With the risk of France being overwhelmed by a second wave of the pandemic, French president Emmanuel Macron declared a new lockdown for at least until the end November. Although measures of this new lockdown began to be eased from November 28, this lockdown was a massive blow for businesses such as bookshops that weren’t classified as “essential businesses.” The main consequences of being categorized “non-essential” was the impossibility of keeping doors open to the public. Anger then grew among independent bookshops at the sight of large food stores and supermarkets still being able to sell books and media to the public. In order to achieve a fair position between independent bookstores and supermarkets, the French government promptly decided to close these cultural aisles in supermarkets. For many, this decision was hardly a solution, and cultural and political actors vocalised their anger. Since March, there has been a surge The survival of the creative and cultural sectors has been at the center of debates regarding the handling of this pandemic in France, as France’s strict lockdown measures were sometimes perceived as too strict, and as the first support measures announced in April started to look insufficient in the face of an eight-month-long pandemic.
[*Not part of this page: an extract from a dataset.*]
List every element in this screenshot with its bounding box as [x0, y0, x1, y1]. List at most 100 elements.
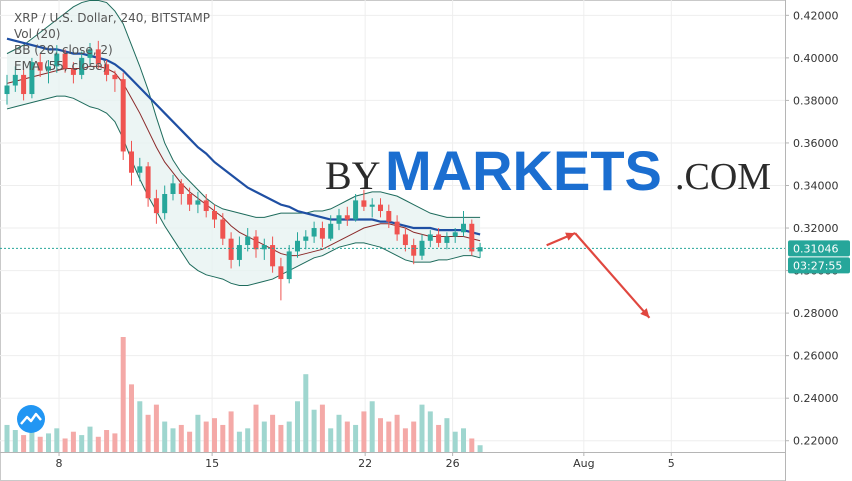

On a more positive note, this November, the publication I was really looking forward to getting my hands on is Claire Malroux’s Daybreak: New and Selected Poems, translated from French by Marilyn Hacker (read her translations from French in Asymptote). This bilingual collection presents Malroux’s work that spans her earlier production as well as her very recent work. The emotional scenery of the selected poems, as well as her work on displaying the inner workings of memory, is quite perspicacious. Marilyn Hacker’s introduction is very correct by calling it a “disciplined lightness.”